Avec l’urbanisation de ce quartier, des dépôts de pain furent installés :
- au magasin de Kérélan (Timmy) : 1978-1998
- à Pen Ergé (Le Ster de Stang-Ven).
Le supermarché de la Salle Verte vend du pain depuis 1998.
Une boulangerie importante fabrique et vend - rue P.J. Hélias - du pain et des gâteaux.
 

4.    Souvenir d’un mitron pendant la guerre 1939-45.

Jean Guéguen, fils de Germain qui fut boulanger à Lestonan de 1912 à 1947, aida son père pendant la guerre.
Il raconte le souvenir de la fabrication du pain de seigle.

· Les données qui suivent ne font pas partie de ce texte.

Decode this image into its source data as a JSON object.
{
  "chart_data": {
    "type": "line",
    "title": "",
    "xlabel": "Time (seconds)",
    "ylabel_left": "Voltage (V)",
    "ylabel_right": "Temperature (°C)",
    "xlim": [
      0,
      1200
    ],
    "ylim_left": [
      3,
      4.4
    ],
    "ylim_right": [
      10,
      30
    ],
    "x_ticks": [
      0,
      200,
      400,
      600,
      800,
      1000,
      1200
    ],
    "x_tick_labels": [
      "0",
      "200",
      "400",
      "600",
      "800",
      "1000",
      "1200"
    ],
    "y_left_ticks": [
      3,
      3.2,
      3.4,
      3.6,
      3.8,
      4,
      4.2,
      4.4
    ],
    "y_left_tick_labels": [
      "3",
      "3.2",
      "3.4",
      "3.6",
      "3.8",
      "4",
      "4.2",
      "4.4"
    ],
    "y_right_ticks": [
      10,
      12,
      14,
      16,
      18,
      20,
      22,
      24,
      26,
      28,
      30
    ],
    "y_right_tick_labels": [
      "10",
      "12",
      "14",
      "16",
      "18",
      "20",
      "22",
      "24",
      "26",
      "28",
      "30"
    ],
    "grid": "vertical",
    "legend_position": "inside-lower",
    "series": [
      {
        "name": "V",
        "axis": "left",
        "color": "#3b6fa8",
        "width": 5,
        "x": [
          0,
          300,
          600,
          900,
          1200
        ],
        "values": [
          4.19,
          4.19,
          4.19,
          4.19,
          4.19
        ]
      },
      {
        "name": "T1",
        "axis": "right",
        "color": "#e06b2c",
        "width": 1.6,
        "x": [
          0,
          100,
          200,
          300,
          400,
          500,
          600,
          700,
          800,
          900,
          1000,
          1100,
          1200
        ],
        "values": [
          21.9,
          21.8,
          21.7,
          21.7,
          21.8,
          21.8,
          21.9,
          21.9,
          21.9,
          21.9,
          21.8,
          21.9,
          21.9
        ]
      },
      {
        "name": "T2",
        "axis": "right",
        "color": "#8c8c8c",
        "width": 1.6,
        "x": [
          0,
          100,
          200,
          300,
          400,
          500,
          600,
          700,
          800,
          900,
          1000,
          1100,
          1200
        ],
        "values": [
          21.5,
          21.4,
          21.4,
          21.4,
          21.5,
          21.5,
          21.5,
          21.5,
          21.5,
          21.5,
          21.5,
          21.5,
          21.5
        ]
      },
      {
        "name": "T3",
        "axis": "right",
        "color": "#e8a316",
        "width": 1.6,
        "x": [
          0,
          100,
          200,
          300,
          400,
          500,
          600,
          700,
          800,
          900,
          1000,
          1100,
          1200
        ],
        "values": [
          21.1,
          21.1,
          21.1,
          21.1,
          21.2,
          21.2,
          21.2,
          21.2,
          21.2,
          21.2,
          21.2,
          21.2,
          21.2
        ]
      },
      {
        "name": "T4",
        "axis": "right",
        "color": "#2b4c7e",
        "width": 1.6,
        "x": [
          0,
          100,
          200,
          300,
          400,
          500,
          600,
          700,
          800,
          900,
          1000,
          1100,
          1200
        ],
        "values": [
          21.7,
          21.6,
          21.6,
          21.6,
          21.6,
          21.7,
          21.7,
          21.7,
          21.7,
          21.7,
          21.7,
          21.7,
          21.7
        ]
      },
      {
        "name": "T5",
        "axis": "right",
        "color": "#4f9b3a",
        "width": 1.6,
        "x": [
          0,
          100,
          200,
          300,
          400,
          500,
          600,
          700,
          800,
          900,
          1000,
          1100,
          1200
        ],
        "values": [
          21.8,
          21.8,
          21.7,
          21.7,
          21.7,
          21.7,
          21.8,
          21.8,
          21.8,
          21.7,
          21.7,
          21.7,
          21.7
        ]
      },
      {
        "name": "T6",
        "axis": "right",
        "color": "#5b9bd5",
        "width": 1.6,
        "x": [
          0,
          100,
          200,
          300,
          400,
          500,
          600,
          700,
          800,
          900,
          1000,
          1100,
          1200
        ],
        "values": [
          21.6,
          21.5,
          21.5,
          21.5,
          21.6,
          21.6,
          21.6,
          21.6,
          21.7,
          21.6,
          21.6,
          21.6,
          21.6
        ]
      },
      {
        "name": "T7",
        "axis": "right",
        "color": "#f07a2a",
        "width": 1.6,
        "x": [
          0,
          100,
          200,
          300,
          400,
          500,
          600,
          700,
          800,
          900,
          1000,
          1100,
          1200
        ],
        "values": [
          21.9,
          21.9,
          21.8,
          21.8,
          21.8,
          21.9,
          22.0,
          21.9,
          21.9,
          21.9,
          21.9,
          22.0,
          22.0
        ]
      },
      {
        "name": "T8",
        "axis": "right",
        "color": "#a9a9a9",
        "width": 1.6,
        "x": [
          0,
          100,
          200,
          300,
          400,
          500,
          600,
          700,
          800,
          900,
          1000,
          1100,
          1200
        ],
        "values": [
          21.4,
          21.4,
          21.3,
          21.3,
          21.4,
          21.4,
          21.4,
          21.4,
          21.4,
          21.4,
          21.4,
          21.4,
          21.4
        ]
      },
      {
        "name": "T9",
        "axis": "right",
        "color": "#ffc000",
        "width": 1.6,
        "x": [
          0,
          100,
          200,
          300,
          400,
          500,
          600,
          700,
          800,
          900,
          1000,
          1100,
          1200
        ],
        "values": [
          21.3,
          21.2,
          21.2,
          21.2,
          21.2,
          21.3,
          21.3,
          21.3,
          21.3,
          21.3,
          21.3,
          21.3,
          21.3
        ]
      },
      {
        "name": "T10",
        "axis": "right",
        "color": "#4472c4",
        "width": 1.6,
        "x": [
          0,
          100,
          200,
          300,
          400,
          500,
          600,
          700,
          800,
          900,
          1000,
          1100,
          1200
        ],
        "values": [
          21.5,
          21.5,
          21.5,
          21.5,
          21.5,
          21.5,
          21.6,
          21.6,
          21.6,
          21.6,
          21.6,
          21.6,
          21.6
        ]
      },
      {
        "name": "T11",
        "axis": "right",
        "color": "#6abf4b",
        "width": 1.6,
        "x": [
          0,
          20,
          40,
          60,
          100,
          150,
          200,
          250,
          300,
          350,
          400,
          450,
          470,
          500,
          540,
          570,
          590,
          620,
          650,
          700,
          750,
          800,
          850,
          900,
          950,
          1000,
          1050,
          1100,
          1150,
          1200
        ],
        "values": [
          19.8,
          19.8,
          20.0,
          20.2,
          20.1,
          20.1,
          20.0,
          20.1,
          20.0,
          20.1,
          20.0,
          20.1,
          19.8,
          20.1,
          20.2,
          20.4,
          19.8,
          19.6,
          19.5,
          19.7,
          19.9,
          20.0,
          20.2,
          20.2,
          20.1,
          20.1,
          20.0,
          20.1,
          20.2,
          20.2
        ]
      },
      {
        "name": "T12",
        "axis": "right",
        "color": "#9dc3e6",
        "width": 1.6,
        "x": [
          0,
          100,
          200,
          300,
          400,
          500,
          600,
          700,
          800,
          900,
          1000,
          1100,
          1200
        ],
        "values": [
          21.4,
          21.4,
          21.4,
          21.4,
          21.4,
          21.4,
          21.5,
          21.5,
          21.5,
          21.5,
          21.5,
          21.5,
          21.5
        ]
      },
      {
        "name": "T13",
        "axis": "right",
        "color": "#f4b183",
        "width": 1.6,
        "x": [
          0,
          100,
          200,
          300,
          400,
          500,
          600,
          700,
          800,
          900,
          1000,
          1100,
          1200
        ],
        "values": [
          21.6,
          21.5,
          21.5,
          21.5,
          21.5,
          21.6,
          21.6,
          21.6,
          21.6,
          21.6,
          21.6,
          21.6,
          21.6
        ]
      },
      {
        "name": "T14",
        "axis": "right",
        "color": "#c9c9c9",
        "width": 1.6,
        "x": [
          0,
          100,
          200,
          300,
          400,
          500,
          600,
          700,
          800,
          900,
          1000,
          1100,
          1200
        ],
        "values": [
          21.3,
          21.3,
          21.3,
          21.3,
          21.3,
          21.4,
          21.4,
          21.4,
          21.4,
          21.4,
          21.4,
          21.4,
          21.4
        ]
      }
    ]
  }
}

" Le pain de seigle, plus communément appelé « pain noir », se faisait tous les mercredis.
La veille, on prenait une boule de pâte qui était restée dans du gros sel depuis une semaine. On la mettait dans la maie avec de l’eau tiède et on ajoutait un peu de farine pour faire un levain dans un demi-seau. On couvrait avec un sac.
Le lendemain, on reprenait le levain et on pétrissait avec de la pâte fraîche pour obtenir la pâte à pain.
On faisait 2 sortes de pain : de 1 kilo ou de 2 kilos.
Avant la cuisson, on les enduisait avec une pâte bouillie liquide faite de farine blanche et d’eau. Souvent, en les sortant du four, ces pains étaient fendus sur le pourtour. "

 

  1. Fournier : celui qui s’occupe de chauffer le four, de cuire le pain et éventuellement de faire le commerce du pain (vente au comptoir, portage à domicile, tournées …).